Fidelity Expands Western Union's Access to Banks

Western Union Co. is stepping up its efforts to persuade bankers to view it as a partner, rather than a rival, in capturing remittance business.

The Denver company announced Monday that Fidelity National Information Services Inc. has agreed to offer Western Union international transfer services to the technology vendor's 8,500 U.S. bank clients.

"We're making efforts to expand our business to capture more of the prepaid business and the banking business," Stewart Stockdale, an executive vice president at Western Union and its president of the Americas, said in an interview Friday. "We're being very public about our interest in banks, and we're open for business."

This is the company's second agreement in a month aimed at delivering its services through banks. Last month U.S. Bancorp said Western Union would replace MoneyGram International Inc. in May as its provider of money transfers at all its branches.

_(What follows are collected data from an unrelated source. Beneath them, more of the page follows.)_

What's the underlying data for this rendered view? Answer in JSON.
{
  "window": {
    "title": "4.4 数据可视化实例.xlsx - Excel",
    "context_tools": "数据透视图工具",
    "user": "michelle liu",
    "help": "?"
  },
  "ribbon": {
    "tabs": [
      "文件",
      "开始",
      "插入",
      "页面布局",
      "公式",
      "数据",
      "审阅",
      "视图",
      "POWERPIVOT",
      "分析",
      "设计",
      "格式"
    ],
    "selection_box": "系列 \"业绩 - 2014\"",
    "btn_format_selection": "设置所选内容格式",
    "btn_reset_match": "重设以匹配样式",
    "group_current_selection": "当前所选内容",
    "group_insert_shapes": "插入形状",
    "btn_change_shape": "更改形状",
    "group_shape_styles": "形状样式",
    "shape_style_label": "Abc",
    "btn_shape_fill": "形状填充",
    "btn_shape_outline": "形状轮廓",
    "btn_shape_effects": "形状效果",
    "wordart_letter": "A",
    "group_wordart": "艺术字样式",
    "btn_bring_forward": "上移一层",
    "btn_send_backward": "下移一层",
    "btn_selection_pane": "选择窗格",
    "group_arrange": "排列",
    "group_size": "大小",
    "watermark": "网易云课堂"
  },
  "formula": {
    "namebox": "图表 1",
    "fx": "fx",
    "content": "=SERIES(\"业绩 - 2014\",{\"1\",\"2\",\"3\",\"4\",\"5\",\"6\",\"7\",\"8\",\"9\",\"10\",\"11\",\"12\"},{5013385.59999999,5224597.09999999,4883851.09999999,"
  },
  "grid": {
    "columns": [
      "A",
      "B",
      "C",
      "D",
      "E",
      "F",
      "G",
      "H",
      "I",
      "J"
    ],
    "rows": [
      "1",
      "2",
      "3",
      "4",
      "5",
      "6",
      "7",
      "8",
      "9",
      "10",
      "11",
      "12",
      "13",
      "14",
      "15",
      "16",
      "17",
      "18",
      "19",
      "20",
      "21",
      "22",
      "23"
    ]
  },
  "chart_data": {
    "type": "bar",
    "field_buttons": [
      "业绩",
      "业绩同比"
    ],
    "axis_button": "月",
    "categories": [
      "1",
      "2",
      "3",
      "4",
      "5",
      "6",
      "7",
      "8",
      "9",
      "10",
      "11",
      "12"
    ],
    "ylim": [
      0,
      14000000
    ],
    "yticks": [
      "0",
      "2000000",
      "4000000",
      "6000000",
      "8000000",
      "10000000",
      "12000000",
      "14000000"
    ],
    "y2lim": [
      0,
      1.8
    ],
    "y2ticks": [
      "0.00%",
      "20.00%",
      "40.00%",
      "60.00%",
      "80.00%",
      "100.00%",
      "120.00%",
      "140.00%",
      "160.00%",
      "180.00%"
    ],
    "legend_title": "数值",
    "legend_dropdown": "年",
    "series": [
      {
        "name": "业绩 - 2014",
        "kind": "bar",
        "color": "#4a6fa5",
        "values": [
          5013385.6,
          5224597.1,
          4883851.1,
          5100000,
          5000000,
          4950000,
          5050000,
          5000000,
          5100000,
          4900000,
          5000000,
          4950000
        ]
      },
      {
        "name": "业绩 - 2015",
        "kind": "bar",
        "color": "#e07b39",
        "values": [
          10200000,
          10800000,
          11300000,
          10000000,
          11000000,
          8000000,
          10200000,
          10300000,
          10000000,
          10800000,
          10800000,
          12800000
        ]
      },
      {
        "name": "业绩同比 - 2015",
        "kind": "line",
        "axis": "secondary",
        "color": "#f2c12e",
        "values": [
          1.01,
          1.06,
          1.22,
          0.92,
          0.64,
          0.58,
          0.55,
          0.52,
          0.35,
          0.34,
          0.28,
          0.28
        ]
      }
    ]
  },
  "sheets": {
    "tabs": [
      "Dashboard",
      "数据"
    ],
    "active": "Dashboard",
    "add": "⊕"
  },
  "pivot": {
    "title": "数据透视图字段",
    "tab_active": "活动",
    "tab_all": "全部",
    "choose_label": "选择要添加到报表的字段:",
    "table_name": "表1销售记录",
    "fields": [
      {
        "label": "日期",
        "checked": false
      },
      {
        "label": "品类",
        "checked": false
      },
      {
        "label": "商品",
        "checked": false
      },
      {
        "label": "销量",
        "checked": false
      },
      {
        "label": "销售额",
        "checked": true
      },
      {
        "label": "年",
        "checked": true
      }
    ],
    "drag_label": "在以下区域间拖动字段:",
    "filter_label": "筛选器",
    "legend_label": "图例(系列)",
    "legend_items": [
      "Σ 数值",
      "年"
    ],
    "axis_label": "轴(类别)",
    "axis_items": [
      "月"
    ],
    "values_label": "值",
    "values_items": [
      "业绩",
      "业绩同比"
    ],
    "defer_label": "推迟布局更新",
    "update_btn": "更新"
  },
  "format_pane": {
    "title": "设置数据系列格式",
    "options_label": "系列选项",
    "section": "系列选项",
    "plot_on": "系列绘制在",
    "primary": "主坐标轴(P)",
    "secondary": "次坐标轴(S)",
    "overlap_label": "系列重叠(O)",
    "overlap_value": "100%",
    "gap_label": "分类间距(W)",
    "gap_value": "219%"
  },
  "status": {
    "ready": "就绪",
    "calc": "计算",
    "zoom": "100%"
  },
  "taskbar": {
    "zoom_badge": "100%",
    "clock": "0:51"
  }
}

Stockdale said these agreements will give Western Union access to customers outside its traditional base of "underbanked" consumers, who rely on supermarkets, payday lenders and other alternative providers of financial services.

This is an "opportunity to leverage existing relationships that Fidelity has with almost the entire banking system in the United States," Stockdale said. "They're reaching many banks that we're not talking to."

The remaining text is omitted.